Power.
The towel goes around my shoulders. I catch my reflection one more time.
Theater training kicks in. I straighten my spine. Lift my chin. Become the character.
Confident. In control. Unbothered.
The door opens.
The house feels different in daylight. Sun streams through floor-to-ceiling windows, making patterns on expensive hardwood. Somewhere below, I hear the low murmur of voices. Dorian and Corvus discussing something.
My bare feet make no sound on the stairs.
My thigh muscles tremble—rejection sickness, not nerves. The fever spiked again after the revelation scene. My body punishing me for refusing what it needs.
Breathe through it. Performers work through worse. I played Medea with the flu sophomore year. I can walk down some stairs.
The kitchen archway appears on my left. I don't slow down. Don't adjust my pace.
Oakley's there. Pouring coffee. His back to me.
The mug slips from his hands before I've fully passed.
Ceramic explodes across tile. Dark liquid spreading like a crime scene. But I don't look. Don't stop. Just keep walking like I didn't hear the crash.
Like I don't hear his sharp intake of breath.
Behind me: "Jesus fucking—"
Then silence. Heavy. Loaded.
I turn the corner toward the living room.
Corvus sits in the leather chair by the window, tablet in hand.
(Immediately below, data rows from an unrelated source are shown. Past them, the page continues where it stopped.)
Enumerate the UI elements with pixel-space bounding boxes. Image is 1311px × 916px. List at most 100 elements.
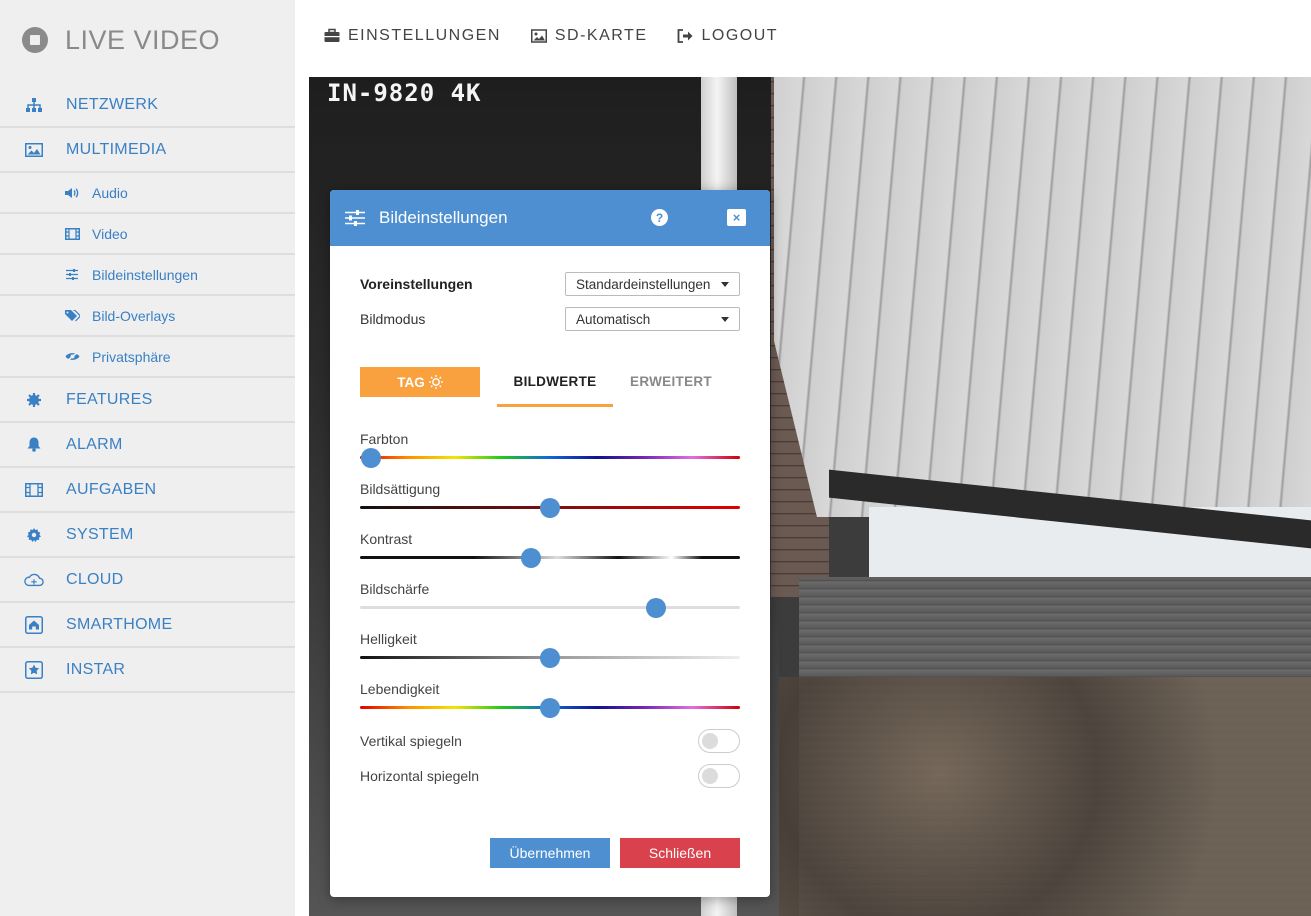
sidebar-item-netzwerk[interactable]: NETZWERK <box>0 83 295 128</box>
tab-day[interactable]: TAG <box>360 367 480 397</box>
sidebar-item-instar[interactable]: INSTAR <box>0 648 295 693</box>
slider-saturation-thumb[interactable] <box>540 498 560 518</box>
video-ceiling <box>774 77 1311 517</box>
close-button[interactable]: Schließen <box>620 838 740 868</box>
sliders-icon <box>345 210 365 226</box>
sidebar-item-cloud[interactable]: CLOUD <box>0 558 295 603</box>
slider-sharpness-label: Bildschärfe <box>360 581 430 597</box>
mode-row: Bildmodus Automatisch <box>360 307 740 331</box>
topnav-settings[interactable]: EINSTELLUNGEN <box>324 27 501 45</box>
close-icon[interactable]: × <box>727 209 746 226</box>
camera-label: IN-9820 4K <box>327 79 482 107</box>
caret-down-icon <box>721 281 729 287</box>
mode-label: Bildmodus <box>360 311 426 327</box>
tags-icon <box>62 309 82 322</box>
sidebar-item-label: Bildeinstellungen <box>92 266 198 283</box>
flip-horizontal-toggle[interactable] <box>698 764 740 788</box>
cloud-icon <box>24 573 44 587</box>
image-settings-dialog: Bildeinstellungen ? × Voreinstellungen S… <box>330 190 770 897</box>
briefcase-icon <box>324 28 340 42</box>
sidebar-item-label: Privatsphäre <box>92 348 171 365</box>
sidebar-item-label: Bild-Overlays <box>92 307 176 324</box>
sidebar-item-label: SMARTHOME <box>66 615 173 633</box>
film-icon <box>24 482 44 497</box>
sidebar-item-bildeinstellungen[interactable]: Bildeinstellungen <box>0 255 295 296</box>
slider-sharpness-track[interactable] <box>360 606 740 609</box>
brand[interactable]: LIVE VIDEO <box>22 20 220 60</box>
sidebar-nav: NETZWERK MULTIMEDIA Audio Video Bildeins… <box>0 83 295 693</box>
sidebar-item-multimedia[interactable]: MULTIMEDIA <box>0 128 295 173</box>
sidebar-item-video[interactable]: Video <box>0 214 295 255</box>
sidebar-item-privatsphaere[interactable]: Privatsphäre <box>0 337 295 378</box>
slider-contrast-track[interactable] <box>360 556 740 559</box>
tab-bildwerte[interactable]: BILDWERTE <box>497 367 613 407</box>
slider-hue-thumb[interactable] <box>361 448 382 468</box>
film-icon <box>62 227 82 240</box>
flip-vertical-row: Vertikal spiegeln <box>360 729 740 753</box>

Reading something. Medical journal, probably. Or my genetic data. Who knows anymore.
He glances up as I pass the doorway.
The tablet hits the floor.
Not dropped—it slips from his hands like his fingers forgot how to work. Black screen cracking against marble.
He doesn't even look at it.
His eyes track me from head to toe and back again. Clinical precision failing. Calculating gaze going hot and hungry and almost desperate.
For once, he has nothing to say.
I keep walking. Toward the French doors that lead to the back terrace. Toward the pool beyond.
The doors are open. Summer air drifting in, carrying the scent of pine and lake water.
Dorian stands by the threshold. Glass of whiskey in hand. Staring out at the water like it holds answers.
My footsteps echo on the marble.
He turns.
Whatever he was about to say dies on his lips.